On https://www.data.gouv.fr/fr/, we can find such a dataset, with a lot of information of car accident involving bodily injuries (in France, a police report is necessary, and all of them are reported in a big dataset… actually several dataset, with information of people involved, cars, locations, etc). For 2014 claims, the dataset is

```
> base = read.csv("https://www.data.gouv.fr/s/resources/base-de-donnees-accidents-corporels-de-la-circulation-sur-6-annees/20150806-153355/vehicules_2014.csv")
```

Let us keep only claims involving two vehicules,

```
> T=table(base$Num_Acc)
> idx=names(T)[which(T==2)]
```

For 2014, we have 32,222 claims.

```
> length(idx)
[1] 32222
```

In this dataset, we have information about where cars were hit,

plus ‘9’ for multiple hot (in rollover accidents) and ‘0’ should be missing information.

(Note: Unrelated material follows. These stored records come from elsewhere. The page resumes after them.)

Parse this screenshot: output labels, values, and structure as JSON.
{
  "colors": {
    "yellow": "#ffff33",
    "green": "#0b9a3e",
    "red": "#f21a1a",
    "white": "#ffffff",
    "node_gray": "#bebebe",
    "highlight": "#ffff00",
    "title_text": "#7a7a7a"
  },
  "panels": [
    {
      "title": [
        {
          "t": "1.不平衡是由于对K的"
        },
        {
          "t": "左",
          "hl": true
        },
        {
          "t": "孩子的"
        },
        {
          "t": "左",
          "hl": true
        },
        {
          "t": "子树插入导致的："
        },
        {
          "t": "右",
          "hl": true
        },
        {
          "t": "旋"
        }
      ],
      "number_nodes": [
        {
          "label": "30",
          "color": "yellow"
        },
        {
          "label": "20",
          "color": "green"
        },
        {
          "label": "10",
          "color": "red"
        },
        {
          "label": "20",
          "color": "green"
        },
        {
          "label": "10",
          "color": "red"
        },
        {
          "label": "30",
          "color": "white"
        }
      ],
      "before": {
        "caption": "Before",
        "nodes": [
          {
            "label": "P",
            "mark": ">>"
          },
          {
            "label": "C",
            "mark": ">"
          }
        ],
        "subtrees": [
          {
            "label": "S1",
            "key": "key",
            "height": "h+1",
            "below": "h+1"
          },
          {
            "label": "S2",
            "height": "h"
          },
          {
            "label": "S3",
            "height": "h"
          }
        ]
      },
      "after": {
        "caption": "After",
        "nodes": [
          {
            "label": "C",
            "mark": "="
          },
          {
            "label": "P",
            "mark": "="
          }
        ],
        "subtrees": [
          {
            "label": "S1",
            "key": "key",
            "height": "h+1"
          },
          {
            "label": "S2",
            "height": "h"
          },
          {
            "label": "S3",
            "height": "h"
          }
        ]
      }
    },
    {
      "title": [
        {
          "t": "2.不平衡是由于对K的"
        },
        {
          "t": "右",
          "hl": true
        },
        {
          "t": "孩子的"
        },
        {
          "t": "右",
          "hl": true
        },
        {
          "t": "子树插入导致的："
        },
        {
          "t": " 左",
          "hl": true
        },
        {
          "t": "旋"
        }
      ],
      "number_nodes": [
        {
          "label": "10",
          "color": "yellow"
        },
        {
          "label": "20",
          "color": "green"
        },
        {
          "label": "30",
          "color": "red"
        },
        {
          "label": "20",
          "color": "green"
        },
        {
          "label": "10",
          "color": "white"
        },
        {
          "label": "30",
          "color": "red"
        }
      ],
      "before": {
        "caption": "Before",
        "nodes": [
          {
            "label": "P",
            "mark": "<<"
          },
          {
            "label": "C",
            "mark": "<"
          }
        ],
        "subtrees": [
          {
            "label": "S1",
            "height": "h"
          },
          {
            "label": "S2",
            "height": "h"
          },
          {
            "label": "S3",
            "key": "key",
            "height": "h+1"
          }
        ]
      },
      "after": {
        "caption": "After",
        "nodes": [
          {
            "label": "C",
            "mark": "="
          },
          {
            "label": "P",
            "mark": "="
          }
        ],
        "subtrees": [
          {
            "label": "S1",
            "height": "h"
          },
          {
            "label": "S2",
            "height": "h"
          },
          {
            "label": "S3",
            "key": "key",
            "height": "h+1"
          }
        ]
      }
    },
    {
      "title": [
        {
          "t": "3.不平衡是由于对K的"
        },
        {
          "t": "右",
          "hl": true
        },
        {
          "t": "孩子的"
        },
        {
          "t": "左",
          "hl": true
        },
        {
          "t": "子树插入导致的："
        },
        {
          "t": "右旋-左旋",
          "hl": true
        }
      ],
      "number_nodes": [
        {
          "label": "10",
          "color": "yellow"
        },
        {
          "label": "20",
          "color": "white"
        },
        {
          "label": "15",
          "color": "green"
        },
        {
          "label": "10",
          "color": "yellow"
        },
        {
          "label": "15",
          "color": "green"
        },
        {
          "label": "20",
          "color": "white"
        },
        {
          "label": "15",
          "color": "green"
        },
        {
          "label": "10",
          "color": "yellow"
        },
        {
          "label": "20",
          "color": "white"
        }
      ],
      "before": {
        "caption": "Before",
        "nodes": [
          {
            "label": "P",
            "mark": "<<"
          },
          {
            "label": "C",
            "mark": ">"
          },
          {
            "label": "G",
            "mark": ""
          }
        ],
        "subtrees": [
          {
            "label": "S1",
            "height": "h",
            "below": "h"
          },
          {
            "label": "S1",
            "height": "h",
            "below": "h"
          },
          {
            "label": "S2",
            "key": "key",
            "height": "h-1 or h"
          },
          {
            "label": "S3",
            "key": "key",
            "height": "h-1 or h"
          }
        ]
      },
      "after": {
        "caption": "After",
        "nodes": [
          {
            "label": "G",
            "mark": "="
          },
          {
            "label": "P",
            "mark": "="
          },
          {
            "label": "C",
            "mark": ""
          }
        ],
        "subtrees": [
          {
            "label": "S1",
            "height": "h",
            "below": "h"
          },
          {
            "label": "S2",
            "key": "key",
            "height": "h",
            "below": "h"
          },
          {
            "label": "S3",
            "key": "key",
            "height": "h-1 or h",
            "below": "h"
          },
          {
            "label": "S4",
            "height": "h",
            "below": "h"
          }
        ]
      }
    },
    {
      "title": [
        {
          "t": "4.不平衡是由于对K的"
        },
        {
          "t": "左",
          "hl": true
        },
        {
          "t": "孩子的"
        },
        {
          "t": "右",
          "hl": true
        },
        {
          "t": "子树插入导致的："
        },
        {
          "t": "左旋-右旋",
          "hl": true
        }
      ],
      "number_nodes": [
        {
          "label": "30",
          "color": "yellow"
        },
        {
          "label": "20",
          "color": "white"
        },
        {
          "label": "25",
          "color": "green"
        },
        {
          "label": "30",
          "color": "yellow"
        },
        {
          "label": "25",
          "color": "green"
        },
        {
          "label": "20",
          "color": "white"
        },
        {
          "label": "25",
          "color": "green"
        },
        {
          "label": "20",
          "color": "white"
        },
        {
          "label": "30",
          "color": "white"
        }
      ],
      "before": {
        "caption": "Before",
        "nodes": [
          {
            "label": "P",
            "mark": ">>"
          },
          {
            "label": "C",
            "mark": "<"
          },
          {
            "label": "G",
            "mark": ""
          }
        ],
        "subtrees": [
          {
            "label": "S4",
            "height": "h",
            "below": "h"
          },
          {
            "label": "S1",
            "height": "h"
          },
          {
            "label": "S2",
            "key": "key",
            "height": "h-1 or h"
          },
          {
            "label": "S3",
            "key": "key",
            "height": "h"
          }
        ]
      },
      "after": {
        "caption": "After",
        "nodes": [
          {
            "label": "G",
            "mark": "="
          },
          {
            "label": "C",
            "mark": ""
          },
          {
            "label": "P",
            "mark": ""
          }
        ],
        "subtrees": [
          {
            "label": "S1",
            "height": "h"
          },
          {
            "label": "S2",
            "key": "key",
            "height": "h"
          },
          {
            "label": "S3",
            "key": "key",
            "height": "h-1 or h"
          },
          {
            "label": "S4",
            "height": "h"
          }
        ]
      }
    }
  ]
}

`> nom=c("NA","Front","Front R",'Front L',"Back","Back R","Back L","Side R","Side L","Multiple")`

Now, we simply have to go through our dataset, and get the matrix. My first idea was to get a symmetric one:

```
> B=base[base$Num_Acc %in% idx,]
> B=B[order(B$Num_Acc),]
> M=matrix(0,10,10)
> for(i in seq(1,nrow(B),by=2)){
+ a=B$choc[i]+1
+ b=B$choc[i+1]+1
+ M[a,b]=M[a,b]+1
+ M[b,a]=M[b,a]+1
+ }
> rownames(M)=nom
> colnames(M)=nom
```

The problem, when we ask for a symmetric chord diagram, is that we cannot have Front – Front claims (since values on the diagonal are removed)

```
> library(circlize)
> chordDiagramFromMatrix(M,symmetric=TRUE)
```

So let’s pretend that there could be some possible distinction in the dataset, between the first and the second row. Like the first one is the ‘responsible’ driver. Or like, for insurer, the first one is your insured. Just to avoid this symmetry problem:

```
> M=matrix(0,10,10)
> for(i in seq(1,nrow(B),by=2)){
+ a=B$choc[i]+1
+ b=B$choc[i+1]+1
+ M[a,b]=M[a,b]+1
+ }
> rownames(M)=paste("A",nom,sep=" ")
> colnames(M)=paste("B",nom,sep=" ")
```

If we visualize the chord diagram, this time it is more complex to analyze:

`> chordDiagram(M)`

Below we have the first row (say our driver, letter A) and on top, the second row (say the other driver, letter B),

In bodily injury claims, we observe a large proportion of Front – Front claims, as well as Front – Back. And as expected Back-Back are not that common….

Published at DZone with permission of Arthur Charpentier , DZone MVB. See the original article here.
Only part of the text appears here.